How Newborns Get Pink Eye
Babies can develop pink eye during birth if the mother carries certain infections, even if she has no symptoms at the time of delivery. Chlamydia and gonorrhea are the two most concerning causes. As the baby passes through the birth canal, bacteria can enter the eyes and cause infection. This is why hospitals routinely apply antibiotic ointment to newborns’ eyes shortly after birth.
How Long It Stays Contagious
Infectious pink eye (viral or bacterial) generally remains contagious as long as the eye is still tearing and producing discharge, or as long as the eyelids are matted together. For bacterial cases treated with antibiotic drops, contagiousness typically decreases within 24 to 48 hours of starting treatment. Viral pink eye has no antibiotic shortcut and can remain contagious for a week or longer.

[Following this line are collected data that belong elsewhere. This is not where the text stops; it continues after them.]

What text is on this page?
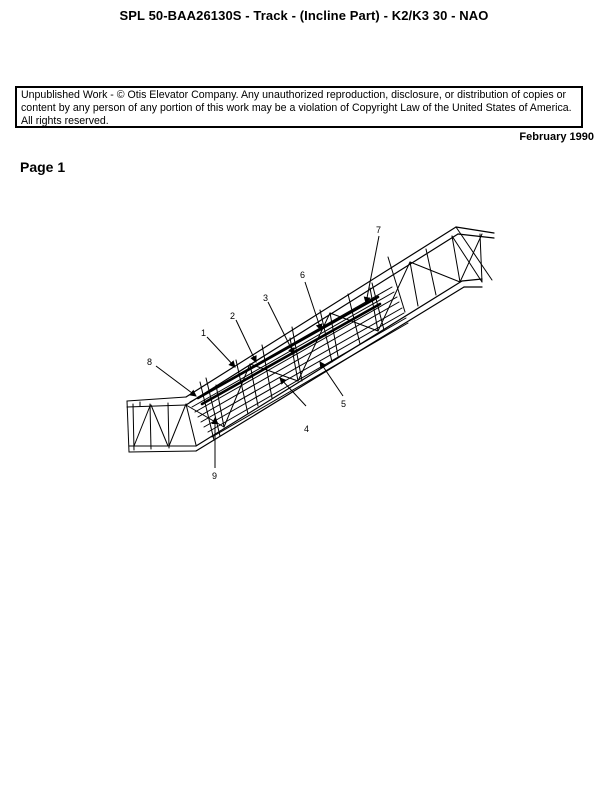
SPL 50-BAA26130S - Track - (Incline Part) - K2/K3 30 - NAO
Unpublished Work - © Otis Elevator Company. Any unauthorized reproduction, disclosure, or distribution of copies or content by any person of any portion of this work may be a violation of Copyright Law of the United States of America. All rights reserved.
February 1990
Page 1
1
2
3
4
5
6
7
8
9
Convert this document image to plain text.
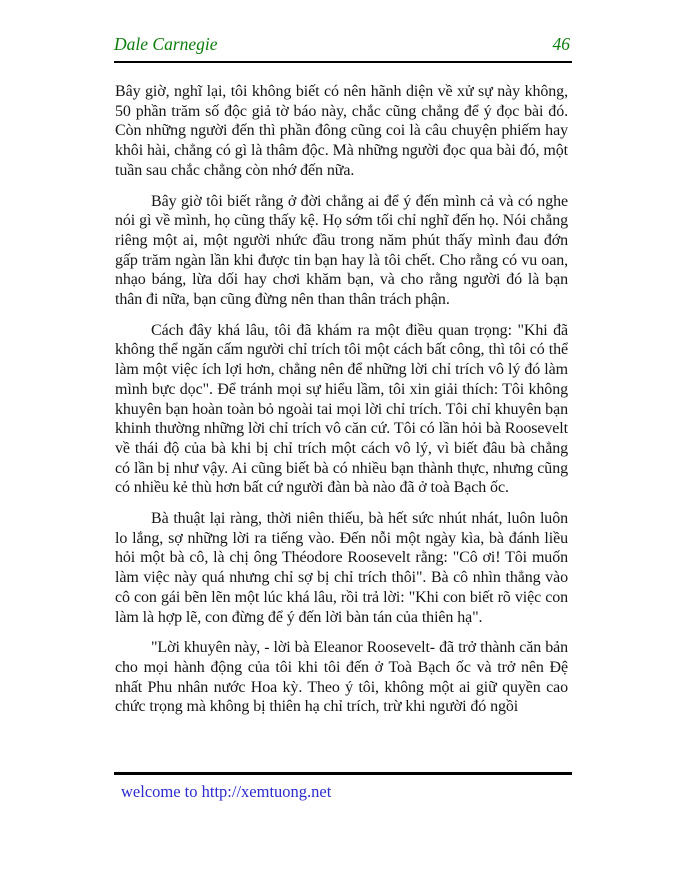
Dale Carnegie	46

Bây giờ, nghĩ lại, tôi không biết có nên hãnh diện về xử sự này không, 50 phần trăm số độc giả tờ báo này, chắc cũng chẳng để ý đọc bài đó. Còn những người đến thì phần đông cũng coi là câu chuyện phiếm hay khôi hài, chẳng có gì là thâm độc. Mà những người đọc qua bài đó, một tuần sau chắc chẳng còn nhớ đến nữa.

Bây giờ tôi biết rằng ở đời chẳng ai để ý đến mình cả và có nghe nói gì về mình, họ cũng thấy kệ. Họ sớm tối chỉ nghĩ đến họ. Nói chẳng riêng một ai, một người nhức đầu trong năm phút thấy mình đau đớn gấp trăm ngàn lần khi được tin bạn hay là tôi chết. Cho rằng có vu oan, nhạo báng, lừa dối hay chơi khăm bạn, và cho rằng người đó là bạn thân đi nữa, bạn cũng đừng nên than thân trách phận.

Cách đây khá lâu, tôi đã khám ra một điều quan trọng: "Khi đã không thể ngăn cấm người chỉ trích tôi một cách bất công, thì tôi có thể làm một việc ích lợi hơn, chẳng nên để những lời chỉ trích vô lý đó làm mình bực dọc". Để tránh mọi sự hiểu lầm, tôi xin giải thích: Tôi không khuyên bạn hoàn toàn bỏ ngoài tai mọi lời chỉ trích. Tôi chỉ khuyên bạn khinh thường những lời chỉ trích vô căn cứ. Tôi có lần hỏi bà Roosevelt về thái độ của bà khi bị chỉ trích một cách vô lý, vì biết đâu bà chẳng có lần bị như vậy. Ai cũng biết bà có nhiều bạn thành thực, nhưng cũng có nhiều kẻ thù hơn bất cứ người đàn bà nào đã ở toà Bạch ốc.

Bà thuật lại ràng, thời niên thiếu, bà hết sức nhút nhát, luôn luôn lo lắng, sợ những lời ra tiếng vào. Đến nỗi một ngày kìa, bà đánh liều hỏi một bà cô, là chị ông Théodore Roosevelt rằng: "Cô ơi! Tôi muốn làm việc này quá nhưng chỉ sợ bị chỉ trích thôi". Bà cô nhìn thẳng vào cô con gái bẽn lẽn một lúc khá lâu, rồi trả lời: "Khi con biết rõ việc con làm là hợp lẽ, con đừng để ý đến lời bàn tán của thiên hạ".

"Lời khuyên này, - lời bà Eleanor Roosevelt- đã trở thành căn bản cho mọi hành động của tôi khi tôi đến ở Toà Bạch ốc và trở nên Đệ nhất Phu nhân nước Hoa kỳ. Theo ý tôi, không một ai giữ quyền cao chức trọng mà không bị thiên hạ chỉ trích, trừ khi người đó ngồi

welcome to http://xemtuong.net
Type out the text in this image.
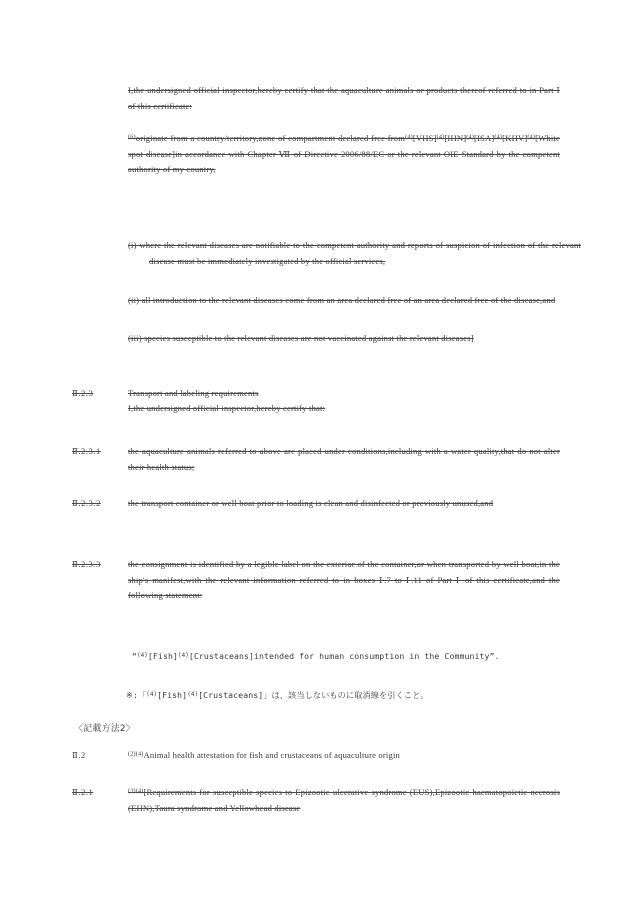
I,the undersigned official inspector,hereby certify that the aquaculture animals or products thereof referred to in Part Ⅰ of this certificate:
$^{(6)}$originate from a country/territory,zone of compartment declared free from$^{(4)}$[VHS]$^{(4)}$[IHN]$^{(4)}$[ISA]$^{(4)}$[KHV]$^{(4)}$[White spot disease]in accordance with Chapter Ⅶ of Directive 2006/88/EC or the relevant OIE Standard by the competent authority of my country,
(i) where the relevant diseases are notifiable to the competent authority and reports of suspicion of infection of the relevant disease must be immediately investigated by the official services,
(ii) all introduction to the relevant diseases come from an area declared free of an area declared free of the disease,and
(iii) species susceptible to the relevant diseases are not vaccinated against the relevant diseases]
Ⅱ.2.3	Transport and labeling requirements
I,the undersigned official inspector,hereby certify that:
Ⅱ.2.3.1	the aquaculture animals referred to above are placed under conditions,including with a water quality,that do not alter their health status;
Ⅱ.2.3.2	the transport container or well boat prior to loading is clean and disinfected or previously unused,and
Ⅱ.2.3.3	the consignment is identified by a legible label on the exterior of the container,or when transported by well boat,in the ship's manifest,with the relevant information referred to in boxes Ⅰ.7 to Ⅰ.11 of Part Ⅰ of this certificate,and the following statement:
“$^{(4)}$[Fish]$^{(4)}$[Crustaceans]intended for human consumption in the Community”.
※:「$^{(4)}$[Fish]$^{(4)}$[Crustaceans]」は、該当しないものに取消線を引くこと。
〈記載方法2〉
Ⅱ.2	$^{(2)(4)}$Animal health attestation for fish and crustaceans of aquaculture origin
Ⅱ.2.1	$^{(3)(4)}$[Requirements for susceptible species to Epizootic ulcerative syndrome (EUS),Epizootic haematopoietic necrosis (EHN),Taura syndrome and Yellowhead disease
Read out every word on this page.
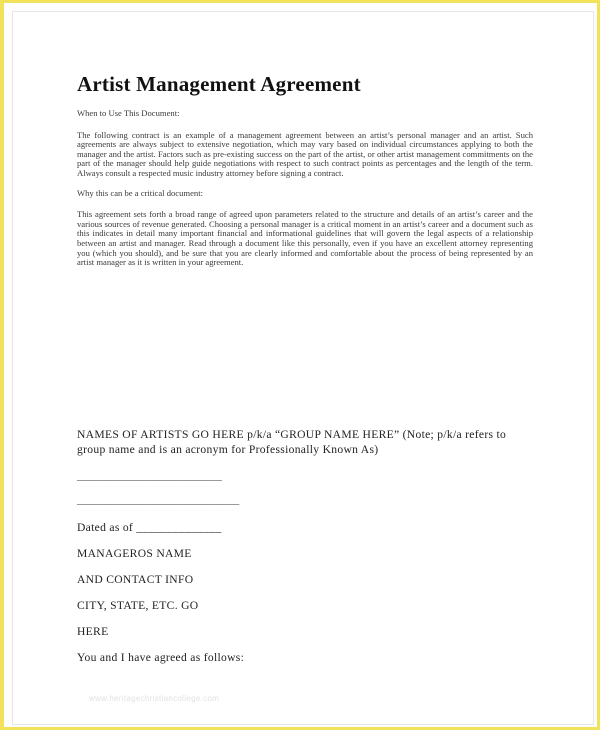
Artist Management Agreement

When to Use This Document:

The following contract is an example of a management agreement between an artist’s personal manager and an artist. Such agreements are always subject to extensive negotiation, which may vary based on individual circumstances applying to both the manager and the artist. Factors such as pre-existing success on the part of the artist, or other artist management commitments on the part of the manager should help guide negotiations with respect to such contract points as percentages and the length of the term. Always consult a respected music industry attorney before signing a contract.

Why this can be a critical document:

This agreement sets forth a broad range of agreed upon parameters related to the structure and details of an artist’s career and the various sources of revenue generated. Choosing a personal manager is a critical moment in an artist’s career and a document such as this indicates in detail many important financial and informational guidelines that will govern the legal aspects of a relationship between an artist and manager. Read through a document like this personally, even if you have an excellent attorney representing you (which you should), and be sure that you are clearly informed and comfortable about the process of being represented by an artist manager as it is written in your agreement.

NAMES OF ARTISTS GO HERE p/k/a “GROUP NAME HERE” (Note; p/k/a refers to group name and is an acronym for Professionally Known As)

_________________________

____________________________

Dated as of ______________

MANAGEROS NAME

AND CONTACT INFO

CITY, STATE, ETC. GO

HERE

You and I have agreed as follows:

www.heritagechristiancollege.com
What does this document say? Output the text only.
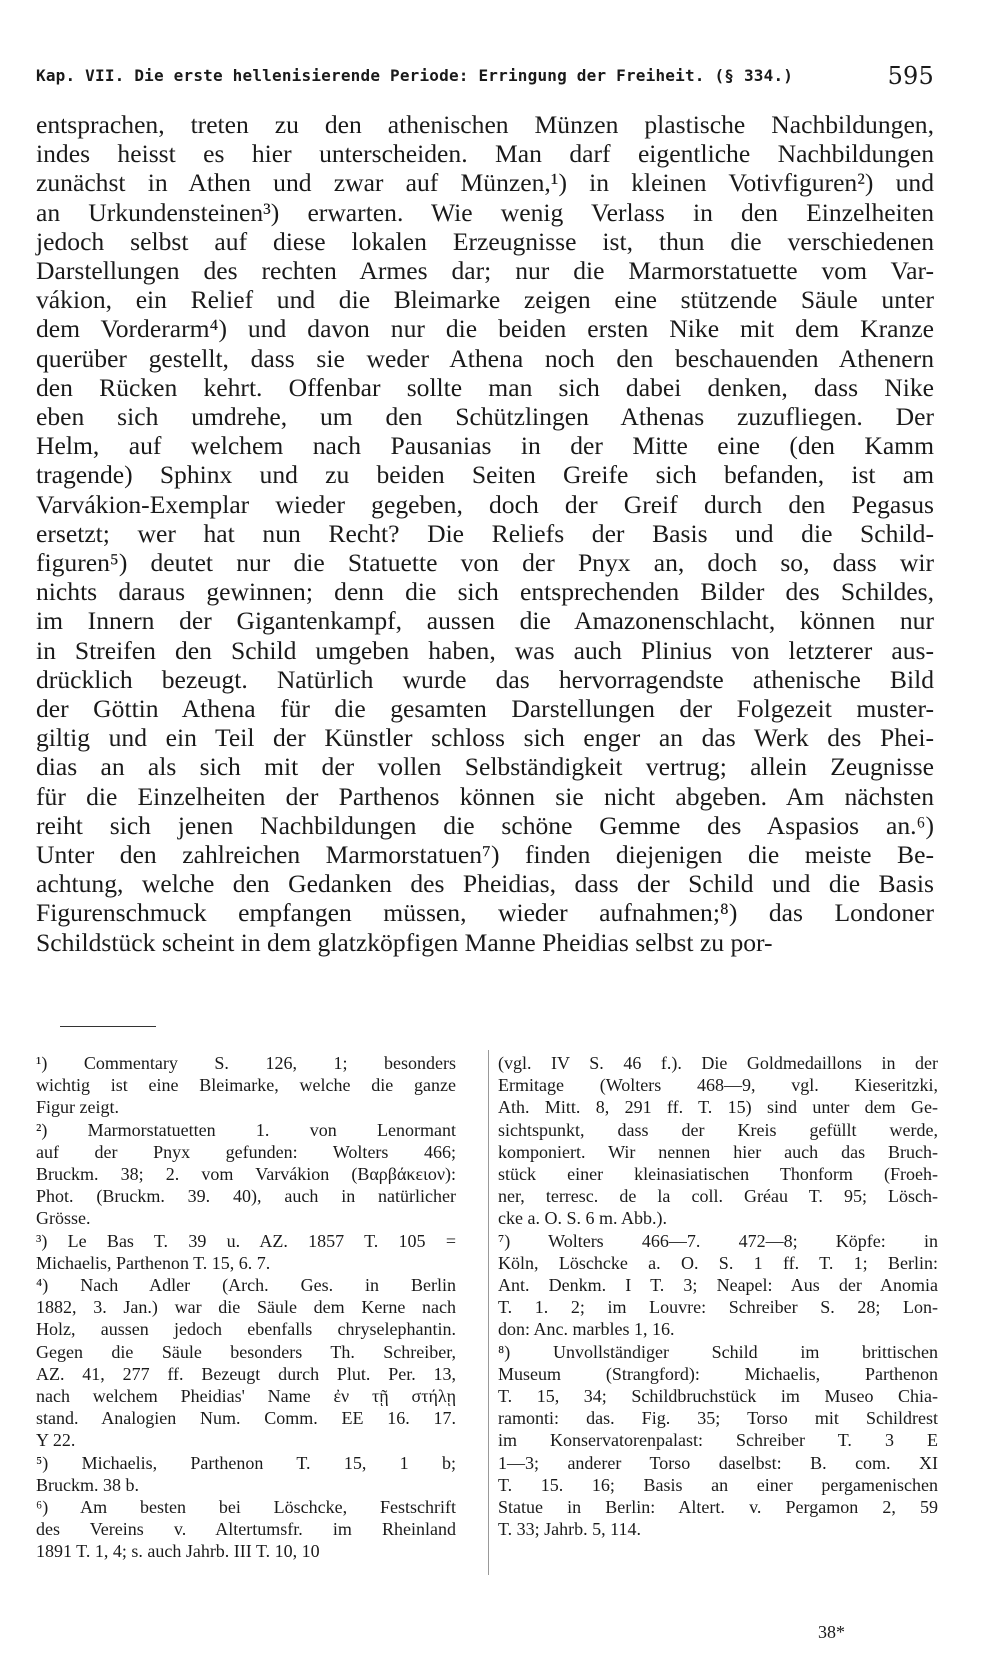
Kap. VII. Die erste hellenisierende Periode: Erringung der Freiheit. (§ 334.)	595
entsprachen, treten zu den athenischen Münzen plastische Nachbildungen,
indes heisst es hier unterscheiden. Man darf eigentliche Nachbildungen
zunächst in Athen und zwar auf Münzen,¹) in kleinen Votivfiguren²) und
an Urkundensteinen³) erwarten. Wie wenig Verlass in den Einzelheiten
jedoch selbst auf diese lokalen Erzeugnisse ist, thun die verschiedenen
Darstellungen des rechten Armes dar; nur die Marmorstatuette vom Var-
vákion, ein Relief und die Bleimarke zeigen eine stützende Säule unter
dem Vorderarm⁴) und davon nur die beiden ersten Nike mit dem Kranze
querüber gestellt, dass sie weder Athena noch den beschauenden Athenern
den Rücken kehrt. Offenbar sollte man sich dabei denken, dass Nike
eben sich umdrehe, um den Schützlingen Athenas zuzufliegen. Der
Helm, auf welchem nach Pausanias in der Mitte eine (den Kamm
tragende) Sphinx und zu beiden Seiten Greife sich befanden, ist am
Varvákion-Exemplar wieder gegeben, doch der Greif durch den Pegasus
ersetzt; wer hat nun Recht? Die Reliefs der Basis und die Schild-
figuren⁵) deutet nur die Statuette von der Pnyx an, doch so, dass wir
nichts daraus gewinnen; denn die sich entsprechenden Bilder des Schildes,
im Innern der Gigantenkampf, aussen die Amazonenschlacht, können nur
in Streifen den Schild umgeben haben, was auch Plinius von letzterer aus-
drücklich bezeugt. Natürlich wurde das hervorragendste athenische Bild
der Göttin Athena für die gesamten Darstellungen der Folgezeit muster-
giltig und ein Teil der Künstler schloss sich enger an das Werk des Phei-
dias an als sich mit der vollen Selbständigkeit vertrug; allein Zeugnisse
für die Einzelheiten der Parthenos können sie nicht abgeben. Am nächsten
reiht sich jenen Nachbildungen die schöne Gemme des Aspasios an.⁶)
Unter den zahlreichen Marmorstatuen⁷) finden diejenigen die meiste Be-
achtung, welche den Gedanken des Pheidias, dass der Schild und die Basis
Figurenschmuck empfangen müssen, wieder aufnahmen;⁸) das Londoner
Schildstück scheint in dem glatzköpfigen Manne Pheidias selbst zu por-
¹) Commentary S. 126, 1; besonders
wichtig ist eine Bleimarke, welche die ganze
Figur zeigt.
²) Marmorstatuetten 1. von Lenormant
auf der Pnyx gefunden: Wolters 466;
Bruckm. 38; 2. vom Varvákion (Βαρβάκειον):
Phot. (Bruckm. 39. 40), auch in natürlicher
Grösse.
³) Le Bas T. 39 u. AZ. 1857 T. 105 =
Michaelis, Parthenon T. 15, 6. 7.
⁴) Nach Adler (Arch. Ges. in Berlin
1882, 3. Jan.) war die Säule dem Kerne nach
Holz, aussen jedoch ebenfalls chryselephantin.
Gegen die Säule besonders Th. Schreiber,
AZ. 41, 277 ff. Bezeugt durch Plut. Per. 13,
nach welchem Pheidias' Name ἐν τῇ στήλῃ
stand. Analogien Num. Comm. EE 16. 17.
Y 22.
⁵) Michaelis, Parthenon T. 15, 1 b;
Bruckm. 38 b.
⁶) Am besten bei Löschcke, Festschrift
des Vereins v. Altertumsfr. im Rheinland
1891 T. 1, 4; s. auch Jahrb. III T. 10, 10
(vgl. IV S. 46 f.). Die Goldmedaillons in der
Ermitage (Wolters 468—9, vgl. Kieseritzki,
Ath. Mitt. 8, 291 ff. T. 15) sind unter dem Ge-
sichtspunkt, dass der Kreis gefüllt werde,
komponiert. Wir nennen hier auch das Bruch-
stück einer kleinasiatischen Thonform (Froeh-
ner, terresc. de la coll. Gréau T. 95; Lösch-
cke a. O. S. 6 m. Abb.).
⁷) Wolters 466—7. 472—8; Köpfe: in
Köln, Löschcke a. O. S. 1 ff. T. 1; Berlin:
Ant. Denkm. I T. 3; Neapel: Aus der Anomia
T. 1. 2; im Louvre: Schreiber S. 28; Lon-
don: Anc. marbles 1, 16.
⁸) Unvollständiger Schild im brittischen
Museum (Strangford): Michaelis, Parthenon
T. 15, 34; Schildbruchstück im Museo Chia-
ramonti: das. Fig. 35; Torso mit Schildrest
im Konservatorenpalast: Schreiber T. 3 E
1—3; anderer Torso daselbst: B. com. XI
T. 15. 16; Basis an einer pergamenischen
Statue in Berlin: Altert. v. Pergamon 2, 59
T. 33; Jahrb. 5, 114.
38*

During that window, the most effective way to prevent spreading it is aggressive hand washing, especially after touching your face. Avoid sharing towels, pillowcases, washcloths, or eye makeup. Wash bedding and towels in hot water. If only one eye is infected, be careful not to transfer it to the other by touching both eyes with the same hand or cloth.
Why It Spreads So Easily
Pink eye is common in schools, daycare centers, and offices for a simple reason: people touch their faces constantly, often without realizing it. The average person touches their face dozens of times per hour. If your hand picks up the virus from a shared surface and then rubs your eye, the infection has a direct path in. Respiratory droplets from a nearby cough or sneeze add another route that’s hard to avoid in close quarters.
The combination of long surface survival times (up to 48 hours for most viruses, potentially weeks for some), easy hand-to-eye transmission, and the fact that people are contagious before they even know they’re sick makes pink eye one of the most easily transmitted infections in everyday life. Regular hand washing and keeping your hands away from your eyes are the two simplest defenses.